With the draft less than 24 hours away, the NBA has taken no breaks since the Warriors dismantled the Cavaliers in the Finals just nine days ago. We have already seen the Celtics trade the number one pick to the 76ers for the third pick, the Lakers and Nets exchange cornerstones of their respected franchises in D’Angelo Russell and Brook Lopez (along with draft picks and salary dumps), and the never-ending swirl of rumors involving some of the biggest names in the game.
One of those big names is Paul George, the versatile swingman of the Indiana Pacers. Now that he’s made it official that he won’t be resigning after his contract expires next year, teams such as the Celtics, Cavaliers, and his hometown Lakers have inquired with GM Kevin Pritchard on prying him away now.
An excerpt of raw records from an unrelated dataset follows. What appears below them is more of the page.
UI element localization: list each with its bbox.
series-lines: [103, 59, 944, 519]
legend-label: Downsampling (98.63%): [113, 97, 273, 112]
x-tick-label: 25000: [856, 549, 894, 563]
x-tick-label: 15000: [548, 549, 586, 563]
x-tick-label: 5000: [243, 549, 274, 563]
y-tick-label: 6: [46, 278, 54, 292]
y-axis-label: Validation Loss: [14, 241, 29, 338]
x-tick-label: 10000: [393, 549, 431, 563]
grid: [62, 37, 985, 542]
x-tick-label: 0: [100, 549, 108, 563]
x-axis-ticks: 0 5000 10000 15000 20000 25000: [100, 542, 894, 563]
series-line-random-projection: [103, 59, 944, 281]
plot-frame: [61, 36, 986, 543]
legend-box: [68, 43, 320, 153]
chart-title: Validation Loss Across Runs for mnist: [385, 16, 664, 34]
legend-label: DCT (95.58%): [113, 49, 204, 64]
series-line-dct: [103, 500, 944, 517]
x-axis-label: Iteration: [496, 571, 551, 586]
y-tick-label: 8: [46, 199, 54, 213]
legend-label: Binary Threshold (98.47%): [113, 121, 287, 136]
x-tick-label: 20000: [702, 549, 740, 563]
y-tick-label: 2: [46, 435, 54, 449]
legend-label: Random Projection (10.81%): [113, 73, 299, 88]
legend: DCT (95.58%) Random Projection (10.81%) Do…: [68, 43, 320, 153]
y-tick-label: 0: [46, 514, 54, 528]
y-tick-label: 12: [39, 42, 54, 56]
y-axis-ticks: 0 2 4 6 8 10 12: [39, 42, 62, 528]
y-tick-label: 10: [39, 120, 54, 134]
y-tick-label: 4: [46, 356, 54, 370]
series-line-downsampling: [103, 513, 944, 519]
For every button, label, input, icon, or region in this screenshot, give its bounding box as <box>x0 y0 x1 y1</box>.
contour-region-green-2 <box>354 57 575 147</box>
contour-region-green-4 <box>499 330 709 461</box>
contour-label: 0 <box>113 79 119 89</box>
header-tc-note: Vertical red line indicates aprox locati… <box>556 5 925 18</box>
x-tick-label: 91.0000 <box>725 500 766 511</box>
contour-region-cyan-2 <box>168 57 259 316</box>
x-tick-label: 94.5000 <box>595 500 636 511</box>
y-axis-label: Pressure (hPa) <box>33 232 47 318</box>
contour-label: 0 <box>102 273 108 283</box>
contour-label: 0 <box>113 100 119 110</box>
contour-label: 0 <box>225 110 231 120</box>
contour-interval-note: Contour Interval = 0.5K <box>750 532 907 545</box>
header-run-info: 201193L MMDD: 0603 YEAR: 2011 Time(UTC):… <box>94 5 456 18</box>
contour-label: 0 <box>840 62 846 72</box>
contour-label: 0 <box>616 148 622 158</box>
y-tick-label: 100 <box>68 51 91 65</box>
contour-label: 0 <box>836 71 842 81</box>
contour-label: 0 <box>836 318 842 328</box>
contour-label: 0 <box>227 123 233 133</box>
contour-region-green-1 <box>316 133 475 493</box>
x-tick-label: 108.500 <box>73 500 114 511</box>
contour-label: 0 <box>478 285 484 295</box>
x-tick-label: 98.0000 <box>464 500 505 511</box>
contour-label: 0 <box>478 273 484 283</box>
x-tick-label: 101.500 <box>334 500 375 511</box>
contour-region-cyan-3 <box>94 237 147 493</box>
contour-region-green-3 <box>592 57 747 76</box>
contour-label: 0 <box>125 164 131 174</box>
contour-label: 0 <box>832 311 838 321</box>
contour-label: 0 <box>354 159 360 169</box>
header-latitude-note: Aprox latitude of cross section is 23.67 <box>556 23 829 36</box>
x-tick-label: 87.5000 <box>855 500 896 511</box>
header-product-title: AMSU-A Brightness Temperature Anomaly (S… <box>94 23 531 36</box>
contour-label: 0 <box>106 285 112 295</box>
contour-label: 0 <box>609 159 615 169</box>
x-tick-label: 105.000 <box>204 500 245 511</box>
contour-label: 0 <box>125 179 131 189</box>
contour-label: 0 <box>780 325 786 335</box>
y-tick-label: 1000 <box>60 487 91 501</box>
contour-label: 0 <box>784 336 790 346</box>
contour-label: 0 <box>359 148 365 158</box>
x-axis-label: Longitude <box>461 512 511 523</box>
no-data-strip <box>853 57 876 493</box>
For a proud and prestigious franchise such as the Lakers, they are desperate to regain credibility after missing the playoffs the past four seasons. But at what cost? As I mentioned earlier, they already traded D’Angelo Russell, whom they drafted second overall just two years ago, to the Nets along with Timofey Mozgov for Brook Lopez and the 27th overall pick this year. Along with the 2nd and 28th picks (acquired from Houston for Lou Williams at the trade deadline), the Lakers own three picks in the first round of this draft.
This is mainly a salary dump of Mozgov’s atrocious contract along with another asset to offer the Pacers for George. But Indiana also wants the best value for him, wanting the 2nd overall pick, widely assumed to be used on UCLA guard, Lonzo Ball, thrown into the package. Conversely, the Lakers think Ball is the next Jason Kidd, and with Magic Johnson now at the helm of their front office, they want someone of his talent to bring back Showtime with Paul George on board, too.
So the question is: who bends first? Do the Pacers accept the Lakers low-ball offer (terrible pun, I know), knowing that George will leave next summer in free agency? Or will the Lakers give away more of the farm, sending more of their young players and that precious number two pick into the deal? It’s one of the NBA’s worst kept secret that he wants to play in LA, but can the Lakers risk him being fickle and changing his mind before then?
Better yet, what if their nemesis, the Celtics, pull off a deal instead? General Manager Danny Ainge has been hoarding a plethora of draft picks ever since they traded Paul Pierce and Kevin Garnett to the Nets four years ago, and after their shellacking to the Cavaliers in the Eastern Conference Finals, they are a player of George’s caliber (or maybe two, since they are inquiring about the Bulls Jimmy Butler and Utah’s Gordon Hayward as well) away from dethroning Cleveland for Eastern Conference supremacy. But do they risk only having him as a one-year rental (a la Dwight Howard with the Lakers before joining the Rockets)? Danny Ainge is bold, but he would need more confirmation of George staying long-term before they pull the trigger on him.
Speaking of those Cavaliers, they are just as adamant on obtaining George’s talents. After being humbled by the Warriors in the Finals, they are looking to upgrade their roster to match the juggernaut out west. However, unlike the Lakers and Celtics, Cleveland is chained by the luxury tax, bolstering the most expensive roster in the league. (Oh, and they also don’t have a GM right now.) Sure, they could try and swing a 3-team trade involving Kevin Love (who has played well for them, especially during last year’s title run). But with their front office in limbo along with limited roster flexibility and trade assets, it’ll be tough to pull off. Even though LeBron is still considered by many to be the best basketball player in the world, his championship window, and in conjunction the Cavaliers, is closing more and more after every long playoff run. If they cannot obtain George, they will do everything in their power to catch up to Golden State through other avenues.
With so many teams gauging the market for their own players along with opposing teams, we could be in store for some massive changes across the NBA landscape by tomorrow, and even more so once free agency begins on July 1st. (To put this in context, Dwight Howard was traded to his third team in as many seasons and it barely made the top headlines.)
But it all starts with Paul George. Between the trade and free agency rumors surrounding Jimmy Butler, Gordon Hayward, Kyle Lowry, Chris Paul, Blake Griffin, and now even DeAndre Jordan, he is the one that dictates the next moves when he changes teams. It’s just a matter of when, not if. And when he does, the real fun will begin.